Hypothesis Testing
Definition (#f7aeae)
Important (#edcae9)
Extra (#fffe9d)
Types of variables:
Independent variable.
Dependent variable.
Control variable.
Extraneous variable.
Confounding variable.
Research approaches:
Correlational research:
Examines the relationship between two or more variables.
No manipulation of variables, only observation.
Correlation does not imply causation.
Surveys, observational studies, secondary data analysis.
Experimental research:
Investigates cause-and-effect relationships.
Manipulates an IV and measures its effect on a DV.
Uses random assignment to reduce bias.
Controlled environment to eliminate extraneous variables.
Between subject design:
Different groups of participants are assigned to different conditions.
Each participant experiences only one level of the IV.
Reduces the risk of practice or fatigue effects since participants only do one condition.
Requires more participants since each person is only tested in one condition.
Within subjects design:
The same participants go through all conditions of the experiment.
Reduces individual differences, as each person serves as their own control.
More statistically powerful because differences between individuals are minimized.
Risk of order effects (practice, fatigue), which can be controlled using counterbalancing.

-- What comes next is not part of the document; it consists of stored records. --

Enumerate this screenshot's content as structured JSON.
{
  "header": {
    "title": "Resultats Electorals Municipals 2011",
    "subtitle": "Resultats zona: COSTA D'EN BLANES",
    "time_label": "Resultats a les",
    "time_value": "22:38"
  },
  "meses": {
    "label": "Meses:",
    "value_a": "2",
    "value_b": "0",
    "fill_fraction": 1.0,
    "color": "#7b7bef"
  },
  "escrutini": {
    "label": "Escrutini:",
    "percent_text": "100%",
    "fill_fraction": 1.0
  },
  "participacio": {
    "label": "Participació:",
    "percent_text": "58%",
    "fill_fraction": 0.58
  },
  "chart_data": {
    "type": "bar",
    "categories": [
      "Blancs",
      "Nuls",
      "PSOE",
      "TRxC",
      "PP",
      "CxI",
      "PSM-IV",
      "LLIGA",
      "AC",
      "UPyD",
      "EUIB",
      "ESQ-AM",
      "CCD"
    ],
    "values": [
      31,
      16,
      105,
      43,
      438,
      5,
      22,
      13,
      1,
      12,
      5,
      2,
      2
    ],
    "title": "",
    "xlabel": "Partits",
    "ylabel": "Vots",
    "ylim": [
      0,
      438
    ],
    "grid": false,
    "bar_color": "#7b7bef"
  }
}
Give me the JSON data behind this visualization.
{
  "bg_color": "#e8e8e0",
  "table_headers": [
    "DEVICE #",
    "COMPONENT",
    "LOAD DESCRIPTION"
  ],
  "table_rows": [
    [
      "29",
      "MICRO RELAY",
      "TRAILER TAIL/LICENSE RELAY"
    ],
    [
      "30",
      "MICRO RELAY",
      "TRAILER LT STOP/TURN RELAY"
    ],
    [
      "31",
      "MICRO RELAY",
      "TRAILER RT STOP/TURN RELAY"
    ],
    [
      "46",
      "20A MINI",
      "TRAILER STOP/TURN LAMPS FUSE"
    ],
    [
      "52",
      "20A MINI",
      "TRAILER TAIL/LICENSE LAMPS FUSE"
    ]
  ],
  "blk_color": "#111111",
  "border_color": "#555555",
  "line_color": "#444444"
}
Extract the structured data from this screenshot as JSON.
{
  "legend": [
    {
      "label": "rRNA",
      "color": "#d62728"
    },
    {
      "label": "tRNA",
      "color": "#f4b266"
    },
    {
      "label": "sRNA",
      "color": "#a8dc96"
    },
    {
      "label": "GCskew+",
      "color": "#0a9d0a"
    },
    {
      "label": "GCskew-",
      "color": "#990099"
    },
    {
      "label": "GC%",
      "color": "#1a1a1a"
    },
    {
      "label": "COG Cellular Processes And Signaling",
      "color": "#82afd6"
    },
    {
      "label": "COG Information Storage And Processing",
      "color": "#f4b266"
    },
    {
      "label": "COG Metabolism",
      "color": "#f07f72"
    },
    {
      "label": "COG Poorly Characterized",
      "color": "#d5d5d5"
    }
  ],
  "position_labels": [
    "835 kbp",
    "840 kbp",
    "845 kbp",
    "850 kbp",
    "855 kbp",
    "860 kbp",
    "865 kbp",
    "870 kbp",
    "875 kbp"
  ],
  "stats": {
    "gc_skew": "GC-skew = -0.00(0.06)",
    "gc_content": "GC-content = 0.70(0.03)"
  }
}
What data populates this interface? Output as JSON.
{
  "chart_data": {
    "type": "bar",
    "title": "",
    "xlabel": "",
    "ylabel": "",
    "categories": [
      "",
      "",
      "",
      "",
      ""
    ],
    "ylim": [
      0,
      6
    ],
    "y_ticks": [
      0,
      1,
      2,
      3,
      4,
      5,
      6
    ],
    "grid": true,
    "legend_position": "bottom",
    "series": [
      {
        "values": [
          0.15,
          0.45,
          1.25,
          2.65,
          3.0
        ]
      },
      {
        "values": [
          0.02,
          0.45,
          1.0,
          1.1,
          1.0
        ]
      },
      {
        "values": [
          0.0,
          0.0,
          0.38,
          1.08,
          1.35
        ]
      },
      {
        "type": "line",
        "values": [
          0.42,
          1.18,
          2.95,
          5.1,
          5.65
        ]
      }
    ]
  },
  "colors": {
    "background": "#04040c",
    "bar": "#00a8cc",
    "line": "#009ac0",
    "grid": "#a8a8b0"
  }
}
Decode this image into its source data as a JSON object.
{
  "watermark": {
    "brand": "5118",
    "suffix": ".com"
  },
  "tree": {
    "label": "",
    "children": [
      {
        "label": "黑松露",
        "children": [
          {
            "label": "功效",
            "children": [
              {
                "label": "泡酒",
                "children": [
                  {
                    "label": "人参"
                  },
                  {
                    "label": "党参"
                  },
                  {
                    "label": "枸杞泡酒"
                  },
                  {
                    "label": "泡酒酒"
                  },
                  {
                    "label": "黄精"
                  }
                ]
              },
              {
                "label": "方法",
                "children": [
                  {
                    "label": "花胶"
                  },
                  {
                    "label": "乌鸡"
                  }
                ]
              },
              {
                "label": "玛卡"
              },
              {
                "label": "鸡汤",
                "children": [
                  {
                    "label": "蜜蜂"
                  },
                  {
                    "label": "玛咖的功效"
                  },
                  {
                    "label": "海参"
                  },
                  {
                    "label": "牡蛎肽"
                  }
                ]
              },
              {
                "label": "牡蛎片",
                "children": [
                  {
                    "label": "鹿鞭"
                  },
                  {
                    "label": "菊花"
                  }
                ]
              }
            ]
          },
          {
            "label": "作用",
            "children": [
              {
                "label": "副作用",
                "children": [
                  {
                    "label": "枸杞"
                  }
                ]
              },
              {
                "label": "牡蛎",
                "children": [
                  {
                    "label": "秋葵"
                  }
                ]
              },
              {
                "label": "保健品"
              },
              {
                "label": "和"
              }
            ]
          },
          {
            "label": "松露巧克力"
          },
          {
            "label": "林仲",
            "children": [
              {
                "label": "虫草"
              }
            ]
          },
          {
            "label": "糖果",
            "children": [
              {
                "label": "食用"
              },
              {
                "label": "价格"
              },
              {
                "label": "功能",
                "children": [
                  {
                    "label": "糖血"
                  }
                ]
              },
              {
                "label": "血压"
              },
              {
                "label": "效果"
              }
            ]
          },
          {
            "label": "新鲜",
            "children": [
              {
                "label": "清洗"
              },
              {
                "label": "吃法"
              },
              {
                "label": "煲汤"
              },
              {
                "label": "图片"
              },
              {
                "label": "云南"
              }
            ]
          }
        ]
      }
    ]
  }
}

Hypothesis: A prediction or educated guess about what will happen.
Focuses on the difference or relationship between two or more variables.
Comes from theories, past research, or personal observation.
Must be testable using data and statistical analysis.
Helps researchers stay focused on what they are trying to find out.
Types of hypothesis:
Null hypothesis (H0):
States there is no effect or no difference.
It’s the default or “no change” assumption.
Ex: There is no difference in concentration levels between students who listen to music and those who don’t.
Alternative hypothesis (H1/Ha):
States there is an effect or a difference.
What the researcher expects or hopes to find.
Ex: Students who listen to music have different concentration levels than those who don’t
Hypothesis testing:
Goal: Gather enough evidence from data to reject the null hypothesis (H₀) and support the alternative hypothesis (H₁).
A p-value tells us if the result is statistically significant.
If p< 0.05, the result is significant.
This means the result is unlikely due to chance.
We reject H0 and support H1.
Why Not Say “Accept” the Hypothesis?
We never truly prove a hypothesis. We only gather evidence.
Saying “accept” sounds like we are 100% sure it’s true.
Reject H₀: We found enough evidence.
Fail to reject H₀: We don’t have enough evidence, but that doesn’t mean H₀ is true.
3 types of errors:
Type 1 error: (Fale positive)
Incorrectly rejecting H₀ when it is actually true.
Type 2 error: (False negative)
Incorrectly failing to reject H₀ when it is false.
Family-wise error:
Happens when you do many tests at once.
Increases the chance of false positives (Type 1 errors).
Solution: Bonferroni Correction.
Adjusts the significance level to reduce errors.
Divide 0.05 by the number of tests to get the new p-value threshold.
Ex: If you do 5 tests, 0.05 ÷ 5 = 0.01 for each test.